The Port Huron Bridge Project, near where I-69 and I-94 converge, would complete the link with Canada by crossing Lake Huron at the northern end of the St. Clair River. Studies for this bridge are in the environmental clearance phase.
Big Boon to Economy
State officials along the I-69 corridors are excited about the interstate’s impact on their own commerce. There is positive feedback in many local accents.
“Kentucky would be right in the middle of new economic development opportunities that would be created by a Canada-to-Mexico link,” said Mike Goins, a spokesperson of the Kentucky Transportation Cabinet in Frankfurt, KY.
“We’re home to several auto manufacturing plants, as well as many parts suppliers with plants in other states close to Kentucky. Suppliers are locating all along our two other North-South corridors, I-65 and I-75. The same thing would happen along I-69, which would give us the engine to draw more of those facilities.

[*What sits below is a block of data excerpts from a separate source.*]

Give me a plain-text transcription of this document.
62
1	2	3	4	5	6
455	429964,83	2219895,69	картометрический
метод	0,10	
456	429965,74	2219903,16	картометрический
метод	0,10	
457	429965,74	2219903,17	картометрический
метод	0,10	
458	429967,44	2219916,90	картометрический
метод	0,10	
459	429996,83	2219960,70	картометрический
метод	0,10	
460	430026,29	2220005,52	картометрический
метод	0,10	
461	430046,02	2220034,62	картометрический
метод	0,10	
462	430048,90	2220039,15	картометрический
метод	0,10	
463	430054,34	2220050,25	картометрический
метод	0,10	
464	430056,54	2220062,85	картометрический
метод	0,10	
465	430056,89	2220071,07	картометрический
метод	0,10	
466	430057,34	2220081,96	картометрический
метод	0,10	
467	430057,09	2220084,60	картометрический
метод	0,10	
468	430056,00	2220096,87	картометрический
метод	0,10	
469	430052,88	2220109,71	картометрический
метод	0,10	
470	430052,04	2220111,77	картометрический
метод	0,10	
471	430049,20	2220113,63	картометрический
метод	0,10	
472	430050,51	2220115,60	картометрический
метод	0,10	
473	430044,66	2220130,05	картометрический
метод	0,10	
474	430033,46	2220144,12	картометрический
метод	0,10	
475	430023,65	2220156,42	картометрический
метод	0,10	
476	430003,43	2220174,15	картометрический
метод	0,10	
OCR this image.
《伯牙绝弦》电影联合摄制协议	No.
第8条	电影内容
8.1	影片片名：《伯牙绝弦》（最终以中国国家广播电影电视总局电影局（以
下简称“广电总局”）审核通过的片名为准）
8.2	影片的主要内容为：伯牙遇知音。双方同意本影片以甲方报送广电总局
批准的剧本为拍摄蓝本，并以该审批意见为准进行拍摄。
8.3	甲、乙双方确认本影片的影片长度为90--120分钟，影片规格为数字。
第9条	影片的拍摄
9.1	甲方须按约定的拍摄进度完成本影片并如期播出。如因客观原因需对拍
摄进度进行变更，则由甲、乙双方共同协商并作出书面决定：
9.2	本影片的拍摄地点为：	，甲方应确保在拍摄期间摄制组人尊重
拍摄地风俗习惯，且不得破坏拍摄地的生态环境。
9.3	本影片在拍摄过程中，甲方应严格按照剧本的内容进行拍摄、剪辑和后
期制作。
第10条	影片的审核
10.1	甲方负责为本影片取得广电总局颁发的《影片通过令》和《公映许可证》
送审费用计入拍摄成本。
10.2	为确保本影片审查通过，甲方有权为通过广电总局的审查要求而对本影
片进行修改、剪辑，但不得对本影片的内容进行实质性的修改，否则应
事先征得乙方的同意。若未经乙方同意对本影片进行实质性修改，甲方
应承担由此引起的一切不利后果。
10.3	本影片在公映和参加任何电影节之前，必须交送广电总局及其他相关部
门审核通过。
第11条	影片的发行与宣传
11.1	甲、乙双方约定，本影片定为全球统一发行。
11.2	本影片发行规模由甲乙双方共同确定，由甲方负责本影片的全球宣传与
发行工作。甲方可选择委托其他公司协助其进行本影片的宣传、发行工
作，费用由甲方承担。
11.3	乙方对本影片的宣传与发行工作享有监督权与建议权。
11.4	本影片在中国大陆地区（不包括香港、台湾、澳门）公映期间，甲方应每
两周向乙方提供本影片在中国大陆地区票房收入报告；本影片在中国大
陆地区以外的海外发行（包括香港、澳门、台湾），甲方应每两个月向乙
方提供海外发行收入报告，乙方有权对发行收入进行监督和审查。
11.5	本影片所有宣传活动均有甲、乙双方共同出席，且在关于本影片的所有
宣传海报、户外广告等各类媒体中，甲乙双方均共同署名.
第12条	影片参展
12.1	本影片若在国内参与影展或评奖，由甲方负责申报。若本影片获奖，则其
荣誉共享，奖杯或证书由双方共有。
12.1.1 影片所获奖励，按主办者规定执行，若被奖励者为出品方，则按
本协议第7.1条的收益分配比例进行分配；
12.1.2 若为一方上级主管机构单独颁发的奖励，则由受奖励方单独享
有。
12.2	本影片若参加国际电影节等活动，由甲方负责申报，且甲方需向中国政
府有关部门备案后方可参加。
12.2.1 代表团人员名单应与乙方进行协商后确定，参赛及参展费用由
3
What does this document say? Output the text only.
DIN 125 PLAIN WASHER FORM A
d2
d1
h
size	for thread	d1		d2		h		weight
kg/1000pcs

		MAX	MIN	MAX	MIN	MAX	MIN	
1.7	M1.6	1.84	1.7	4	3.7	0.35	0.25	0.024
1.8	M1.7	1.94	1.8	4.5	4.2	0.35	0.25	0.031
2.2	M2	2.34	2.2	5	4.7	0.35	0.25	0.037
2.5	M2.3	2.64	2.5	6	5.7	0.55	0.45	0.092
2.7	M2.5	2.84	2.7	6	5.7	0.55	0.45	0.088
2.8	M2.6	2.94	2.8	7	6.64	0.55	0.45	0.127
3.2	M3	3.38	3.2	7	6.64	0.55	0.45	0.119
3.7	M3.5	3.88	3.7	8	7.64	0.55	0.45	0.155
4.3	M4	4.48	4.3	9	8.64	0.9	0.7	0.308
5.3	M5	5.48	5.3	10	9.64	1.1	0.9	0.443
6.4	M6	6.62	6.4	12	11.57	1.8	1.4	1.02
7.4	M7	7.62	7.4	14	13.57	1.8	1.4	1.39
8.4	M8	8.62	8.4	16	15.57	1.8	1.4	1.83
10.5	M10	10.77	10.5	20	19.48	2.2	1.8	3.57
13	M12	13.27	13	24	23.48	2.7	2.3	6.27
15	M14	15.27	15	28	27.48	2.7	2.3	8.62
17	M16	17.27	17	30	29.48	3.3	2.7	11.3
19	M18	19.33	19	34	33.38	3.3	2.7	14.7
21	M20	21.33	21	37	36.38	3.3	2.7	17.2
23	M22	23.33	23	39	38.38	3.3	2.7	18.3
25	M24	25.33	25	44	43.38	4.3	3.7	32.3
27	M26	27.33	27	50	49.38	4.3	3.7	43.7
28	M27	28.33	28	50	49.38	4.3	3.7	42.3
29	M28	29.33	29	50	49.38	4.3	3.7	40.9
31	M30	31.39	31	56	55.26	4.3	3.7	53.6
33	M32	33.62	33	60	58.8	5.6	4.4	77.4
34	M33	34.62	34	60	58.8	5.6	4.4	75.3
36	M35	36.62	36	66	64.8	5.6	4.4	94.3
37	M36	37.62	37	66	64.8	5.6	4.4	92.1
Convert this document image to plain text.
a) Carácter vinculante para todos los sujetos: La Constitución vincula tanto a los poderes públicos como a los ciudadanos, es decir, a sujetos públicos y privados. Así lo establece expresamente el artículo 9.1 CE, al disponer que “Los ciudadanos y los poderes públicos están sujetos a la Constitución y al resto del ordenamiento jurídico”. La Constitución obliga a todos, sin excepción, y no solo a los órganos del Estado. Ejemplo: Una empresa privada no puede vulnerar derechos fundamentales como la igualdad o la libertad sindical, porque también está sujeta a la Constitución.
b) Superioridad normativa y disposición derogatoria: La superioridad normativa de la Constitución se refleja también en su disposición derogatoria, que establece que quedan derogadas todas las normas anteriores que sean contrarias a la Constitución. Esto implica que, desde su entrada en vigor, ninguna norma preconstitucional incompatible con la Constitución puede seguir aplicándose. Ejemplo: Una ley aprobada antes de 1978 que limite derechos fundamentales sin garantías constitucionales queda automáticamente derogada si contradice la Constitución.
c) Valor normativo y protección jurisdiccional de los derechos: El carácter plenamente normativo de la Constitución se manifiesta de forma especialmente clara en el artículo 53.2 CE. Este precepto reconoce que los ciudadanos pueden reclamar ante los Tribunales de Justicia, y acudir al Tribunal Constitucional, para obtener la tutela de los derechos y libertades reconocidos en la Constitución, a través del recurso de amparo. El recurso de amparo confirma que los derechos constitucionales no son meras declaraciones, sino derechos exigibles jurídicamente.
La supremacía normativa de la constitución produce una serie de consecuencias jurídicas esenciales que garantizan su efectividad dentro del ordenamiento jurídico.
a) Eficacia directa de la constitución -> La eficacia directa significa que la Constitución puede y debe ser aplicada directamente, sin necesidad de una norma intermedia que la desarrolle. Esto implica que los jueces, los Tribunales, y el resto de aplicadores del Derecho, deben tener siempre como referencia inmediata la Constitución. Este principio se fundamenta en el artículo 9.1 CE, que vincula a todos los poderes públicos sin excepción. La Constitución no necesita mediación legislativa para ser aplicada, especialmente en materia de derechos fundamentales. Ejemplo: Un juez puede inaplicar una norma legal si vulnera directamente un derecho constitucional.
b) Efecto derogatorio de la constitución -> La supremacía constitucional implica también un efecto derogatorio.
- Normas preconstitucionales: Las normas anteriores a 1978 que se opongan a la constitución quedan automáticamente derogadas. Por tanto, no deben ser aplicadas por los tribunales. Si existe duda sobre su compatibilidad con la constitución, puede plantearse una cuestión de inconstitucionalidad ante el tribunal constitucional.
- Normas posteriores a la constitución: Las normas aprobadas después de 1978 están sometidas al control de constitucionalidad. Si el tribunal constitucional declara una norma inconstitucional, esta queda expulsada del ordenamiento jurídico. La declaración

A company in Texas, for instance, could open up a distribution facility here for just-in-time delivery.”
“I would think I-69 is one of the nation’s next interstates,” said Glenn Bolick, a spokesperson of the Arkansas Highway and Transportation Department. “You’re talking gadzillions of dollars. It’s a congressional high-priority corridor and we have no doubt it will go through Arkansas on the route it is taking. You talk with economic development people along that route from El Dorado, Monticello and Pine Bluff, especially down in the Delta of Southern Arkansas, which is economically deprived, they will all tell you this would be the biggest economic boom they could ever imagine.”
Helping the economy of the Mississippi Delta has been one of the I-69 corridor goals from the beginning.
“Here in Mississippi we’re pretty excited about the economic opportunity which this corridor will bring, especially in the Delta, where there’s a lot of farming and poverty,” said Sedrick Dunn, a spokesperson of the Environmental Division of the Mississippi DOT in Jackson. “The construction itself would offer job opportunities. There would also be new business along the corridor, even if it’s only a trucker stopping at a convenience store.”
“We haven’t done any specific studies on I-69, but the bottom line is that the importance of international trade to the bottom line of the manufacturing sector is really exploding,” said Frank Moretti, director of policy and research at The Road Information Program (TRIP) in Washington, D.C.
“Continued improvements in the highway systems are going to be critical. We think looking at those types of roads is a good investment because the economic payoffs will be significant. Obviously, the NAFTA free trade agreement is having a significant impact on the movement of goods.”
David Bauer, senior vice president of government relations of the American Road and Transportation Builders Association in Washington, D.C, told Construction Equipment Guide (CEG) that “Congress clearly recognized the importance of these types of trade corridors, establishing and funding them.
“We believe such corridor programs benefit the nation’s economy because, by definition, they carry huge amounts of freight,” Bauer added.
Bauer also pointed out that the trade corridor and border infrastructure programs were at first combined under TEA-21, since getting trucks into, and out of, the country requires increased border infrastructure. The U.S. House of Representatives and U.S. Senate have proposed that the two programs now be separated.
“In no way does separating the programs dilute their importance,” Bauer said.